Let z=f(x). Differentiating wrt x and y: dz/dx=6xy+3x^2dy/dx-3y^2dy/dx-6x; dz/dy=6xydx/dy+3x^2-3y^2-6xdx/dy.
The general form is: dz/dt=6xydx/dt+3x^2dy/dt-3y^2dy/dt-6xdx/dt, where t is a parameter such that x=g(t), y=h(t) and z=j(t), where g, h and j are functions of t.
When dz/dx=0 or dz/dy=0 there is a critical point: dy/dx=2x(y-1)/(y^2-x^2).
The general form is dz/dt=6x(y-1)dx/dt+3(x^2-y^2)dy/dt=0. So x=y=1 is a critical point; x=y=0 is another; x=-1 and y=1 is another.
When x=y=1+d, where d is very small, dz/dt=6d(1+d)dx/dt + 0 which is positive when d and dx/dt are both positive or both negative.
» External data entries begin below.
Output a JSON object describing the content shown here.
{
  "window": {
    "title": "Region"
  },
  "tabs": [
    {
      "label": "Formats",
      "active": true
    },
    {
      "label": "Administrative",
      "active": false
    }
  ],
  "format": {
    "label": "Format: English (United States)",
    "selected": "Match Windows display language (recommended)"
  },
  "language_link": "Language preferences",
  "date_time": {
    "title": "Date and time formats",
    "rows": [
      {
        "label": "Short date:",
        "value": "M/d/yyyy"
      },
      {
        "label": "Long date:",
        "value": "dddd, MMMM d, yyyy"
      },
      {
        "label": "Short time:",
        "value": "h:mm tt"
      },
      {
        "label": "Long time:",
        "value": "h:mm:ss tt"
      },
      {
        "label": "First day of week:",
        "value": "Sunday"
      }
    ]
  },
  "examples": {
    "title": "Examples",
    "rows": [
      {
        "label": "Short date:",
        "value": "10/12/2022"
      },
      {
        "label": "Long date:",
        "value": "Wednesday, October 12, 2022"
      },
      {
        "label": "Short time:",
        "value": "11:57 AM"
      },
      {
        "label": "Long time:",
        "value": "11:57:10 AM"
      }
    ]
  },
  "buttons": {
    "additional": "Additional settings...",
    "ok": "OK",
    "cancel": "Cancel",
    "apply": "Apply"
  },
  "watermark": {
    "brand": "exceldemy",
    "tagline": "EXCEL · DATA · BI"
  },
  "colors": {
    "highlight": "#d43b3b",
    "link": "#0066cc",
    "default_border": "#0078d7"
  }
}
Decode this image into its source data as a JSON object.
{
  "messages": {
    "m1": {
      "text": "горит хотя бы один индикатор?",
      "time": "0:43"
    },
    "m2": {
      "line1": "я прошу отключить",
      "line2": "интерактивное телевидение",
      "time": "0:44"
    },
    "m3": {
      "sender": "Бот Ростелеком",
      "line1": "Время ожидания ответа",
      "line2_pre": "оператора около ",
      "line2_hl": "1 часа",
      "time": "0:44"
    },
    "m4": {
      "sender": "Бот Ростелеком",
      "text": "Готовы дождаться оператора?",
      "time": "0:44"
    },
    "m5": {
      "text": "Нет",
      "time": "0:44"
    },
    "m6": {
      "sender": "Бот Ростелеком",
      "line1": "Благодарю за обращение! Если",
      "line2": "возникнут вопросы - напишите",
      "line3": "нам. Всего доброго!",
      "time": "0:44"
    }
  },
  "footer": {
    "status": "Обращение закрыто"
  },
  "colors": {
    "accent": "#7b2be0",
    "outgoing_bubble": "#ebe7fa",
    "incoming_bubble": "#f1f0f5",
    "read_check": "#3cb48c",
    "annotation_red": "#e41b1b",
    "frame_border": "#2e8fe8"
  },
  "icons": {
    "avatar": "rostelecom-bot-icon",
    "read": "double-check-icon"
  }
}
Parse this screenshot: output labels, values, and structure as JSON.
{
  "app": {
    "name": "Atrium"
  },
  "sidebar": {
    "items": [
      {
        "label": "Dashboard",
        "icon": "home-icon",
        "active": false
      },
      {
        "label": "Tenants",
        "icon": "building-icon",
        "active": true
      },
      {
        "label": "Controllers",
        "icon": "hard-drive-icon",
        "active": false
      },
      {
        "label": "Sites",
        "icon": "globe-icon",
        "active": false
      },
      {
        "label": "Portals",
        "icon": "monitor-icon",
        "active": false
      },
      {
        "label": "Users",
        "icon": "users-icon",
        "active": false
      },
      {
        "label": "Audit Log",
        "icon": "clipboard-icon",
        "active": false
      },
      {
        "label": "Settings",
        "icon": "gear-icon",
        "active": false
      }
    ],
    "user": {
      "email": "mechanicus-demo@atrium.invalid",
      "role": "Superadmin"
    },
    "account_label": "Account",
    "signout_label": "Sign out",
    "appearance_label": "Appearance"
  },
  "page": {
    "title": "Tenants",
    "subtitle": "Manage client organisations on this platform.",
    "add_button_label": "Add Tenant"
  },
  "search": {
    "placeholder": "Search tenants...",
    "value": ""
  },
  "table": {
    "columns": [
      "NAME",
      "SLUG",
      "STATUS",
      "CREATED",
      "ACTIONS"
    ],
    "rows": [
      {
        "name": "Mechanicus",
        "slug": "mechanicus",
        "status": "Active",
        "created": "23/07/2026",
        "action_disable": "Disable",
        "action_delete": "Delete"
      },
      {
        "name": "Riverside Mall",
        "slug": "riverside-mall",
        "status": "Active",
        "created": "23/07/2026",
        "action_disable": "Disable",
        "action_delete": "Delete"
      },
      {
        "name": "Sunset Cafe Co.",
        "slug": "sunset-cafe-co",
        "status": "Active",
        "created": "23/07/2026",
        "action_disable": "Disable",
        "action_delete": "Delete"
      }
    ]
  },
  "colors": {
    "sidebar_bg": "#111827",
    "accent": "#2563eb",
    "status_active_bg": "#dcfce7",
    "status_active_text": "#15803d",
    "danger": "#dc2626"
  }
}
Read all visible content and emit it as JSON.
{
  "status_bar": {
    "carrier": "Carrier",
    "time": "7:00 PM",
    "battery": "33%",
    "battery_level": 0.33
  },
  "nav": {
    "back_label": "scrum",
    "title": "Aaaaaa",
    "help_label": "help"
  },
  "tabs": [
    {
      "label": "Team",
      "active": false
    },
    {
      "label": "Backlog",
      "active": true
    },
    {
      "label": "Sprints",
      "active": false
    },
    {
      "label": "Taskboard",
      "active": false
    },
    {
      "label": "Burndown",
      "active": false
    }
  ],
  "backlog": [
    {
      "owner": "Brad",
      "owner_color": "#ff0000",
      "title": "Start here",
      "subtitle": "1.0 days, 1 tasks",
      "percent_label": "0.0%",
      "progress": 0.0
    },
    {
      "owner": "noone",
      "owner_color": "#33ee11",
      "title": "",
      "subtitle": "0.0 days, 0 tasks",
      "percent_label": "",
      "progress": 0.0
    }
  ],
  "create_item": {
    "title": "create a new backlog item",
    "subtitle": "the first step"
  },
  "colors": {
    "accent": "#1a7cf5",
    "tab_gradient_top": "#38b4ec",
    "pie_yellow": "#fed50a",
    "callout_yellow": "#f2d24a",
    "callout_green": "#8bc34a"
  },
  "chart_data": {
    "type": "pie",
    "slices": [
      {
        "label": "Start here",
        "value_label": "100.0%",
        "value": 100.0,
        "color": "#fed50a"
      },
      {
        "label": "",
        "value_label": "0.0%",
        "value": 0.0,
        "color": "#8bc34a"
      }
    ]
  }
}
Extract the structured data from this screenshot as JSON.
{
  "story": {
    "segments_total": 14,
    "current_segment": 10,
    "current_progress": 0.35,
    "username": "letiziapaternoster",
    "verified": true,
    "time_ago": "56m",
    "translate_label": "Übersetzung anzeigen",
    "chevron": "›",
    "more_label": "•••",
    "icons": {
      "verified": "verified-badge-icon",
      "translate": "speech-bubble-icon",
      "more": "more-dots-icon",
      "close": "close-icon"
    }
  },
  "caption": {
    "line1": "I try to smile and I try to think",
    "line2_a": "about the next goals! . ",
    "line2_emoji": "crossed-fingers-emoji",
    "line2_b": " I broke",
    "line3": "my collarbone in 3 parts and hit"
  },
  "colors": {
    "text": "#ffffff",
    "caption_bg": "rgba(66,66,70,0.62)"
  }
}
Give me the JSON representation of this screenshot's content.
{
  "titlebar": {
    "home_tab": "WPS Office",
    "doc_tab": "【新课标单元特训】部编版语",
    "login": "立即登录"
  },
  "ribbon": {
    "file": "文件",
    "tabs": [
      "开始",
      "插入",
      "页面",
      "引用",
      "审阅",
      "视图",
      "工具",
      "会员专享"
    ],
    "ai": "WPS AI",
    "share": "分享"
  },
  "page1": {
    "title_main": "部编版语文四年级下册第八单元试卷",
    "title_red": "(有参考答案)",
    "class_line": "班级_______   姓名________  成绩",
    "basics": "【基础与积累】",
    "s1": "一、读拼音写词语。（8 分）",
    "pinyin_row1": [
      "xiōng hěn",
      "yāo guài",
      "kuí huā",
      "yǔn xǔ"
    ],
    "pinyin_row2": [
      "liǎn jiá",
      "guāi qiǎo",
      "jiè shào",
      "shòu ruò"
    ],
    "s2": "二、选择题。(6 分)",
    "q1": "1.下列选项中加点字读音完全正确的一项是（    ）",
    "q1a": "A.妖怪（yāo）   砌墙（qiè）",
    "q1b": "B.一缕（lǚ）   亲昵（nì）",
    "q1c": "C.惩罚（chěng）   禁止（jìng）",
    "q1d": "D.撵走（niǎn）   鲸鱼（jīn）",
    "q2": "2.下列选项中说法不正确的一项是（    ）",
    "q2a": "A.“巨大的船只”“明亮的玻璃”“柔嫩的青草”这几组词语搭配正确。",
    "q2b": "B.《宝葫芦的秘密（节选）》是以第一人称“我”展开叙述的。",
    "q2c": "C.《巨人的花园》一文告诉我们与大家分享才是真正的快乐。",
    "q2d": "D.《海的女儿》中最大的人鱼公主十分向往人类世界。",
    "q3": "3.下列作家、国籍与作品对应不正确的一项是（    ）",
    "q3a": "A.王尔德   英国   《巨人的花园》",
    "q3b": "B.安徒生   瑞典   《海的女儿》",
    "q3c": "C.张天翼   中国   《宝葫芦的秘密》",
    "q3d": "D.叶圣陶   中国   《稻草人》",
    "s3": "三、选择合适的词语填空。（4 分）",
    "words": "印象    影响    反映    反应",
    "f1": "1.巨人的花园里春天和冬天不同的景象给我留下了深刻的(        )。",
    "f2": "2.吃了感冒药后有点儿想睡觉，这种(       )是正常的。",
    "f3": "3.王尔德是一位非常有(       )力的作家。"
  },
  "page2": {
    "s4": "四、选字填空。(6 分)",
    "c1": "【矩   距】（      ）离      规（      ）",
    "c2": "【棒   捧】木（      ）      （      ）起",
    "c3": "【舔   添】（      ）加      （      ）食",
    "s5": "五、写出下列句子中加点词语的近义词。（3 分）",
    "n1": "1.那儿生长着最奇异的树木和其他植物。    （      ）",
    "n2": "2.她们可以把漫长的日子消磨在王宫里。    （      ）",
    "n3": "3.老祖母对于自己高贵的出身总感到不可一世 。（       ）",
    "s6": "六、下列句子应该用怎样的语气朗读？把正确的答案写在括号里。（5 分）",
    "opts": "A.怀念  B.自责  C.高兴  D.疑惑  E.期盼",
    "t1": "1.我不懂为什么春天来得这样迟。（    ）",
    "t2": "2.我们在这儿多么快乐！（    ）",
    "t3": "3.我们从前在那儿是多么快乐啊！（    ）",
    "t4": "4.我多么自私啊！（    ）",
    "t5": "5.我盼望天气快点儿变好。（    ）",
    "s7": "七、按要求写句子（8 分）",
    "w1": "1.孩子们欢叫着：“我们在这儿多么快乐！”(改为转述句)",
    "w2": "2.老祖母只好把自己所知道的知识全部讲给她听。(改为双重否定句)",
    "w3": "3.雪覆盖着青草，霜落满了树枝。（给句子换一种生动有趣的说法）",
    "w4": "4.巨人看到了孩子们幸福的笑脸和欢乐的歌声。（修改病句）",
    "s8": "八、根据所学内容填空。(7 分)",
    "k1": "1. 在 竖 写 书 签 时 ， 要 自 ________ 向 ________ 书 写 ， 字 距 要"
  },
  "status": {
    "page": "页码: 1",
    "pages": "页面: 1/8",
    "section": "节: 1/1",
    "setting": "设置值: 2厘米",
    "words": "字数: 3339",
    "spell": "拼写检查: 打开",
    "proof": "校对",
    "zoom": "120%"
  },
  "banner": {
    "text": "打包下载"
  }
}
This suggests a minimum at x=y=1. If x=y=d, 6d(d-1)dx/dt<0, a maximum, when d and dx/dt are both positive or both negative. When x=-1+d and y=1+d, 6d(d-1)dx/dt<0, another maximum. If d and dx/dt are of opposite signs, the critical points are inverted.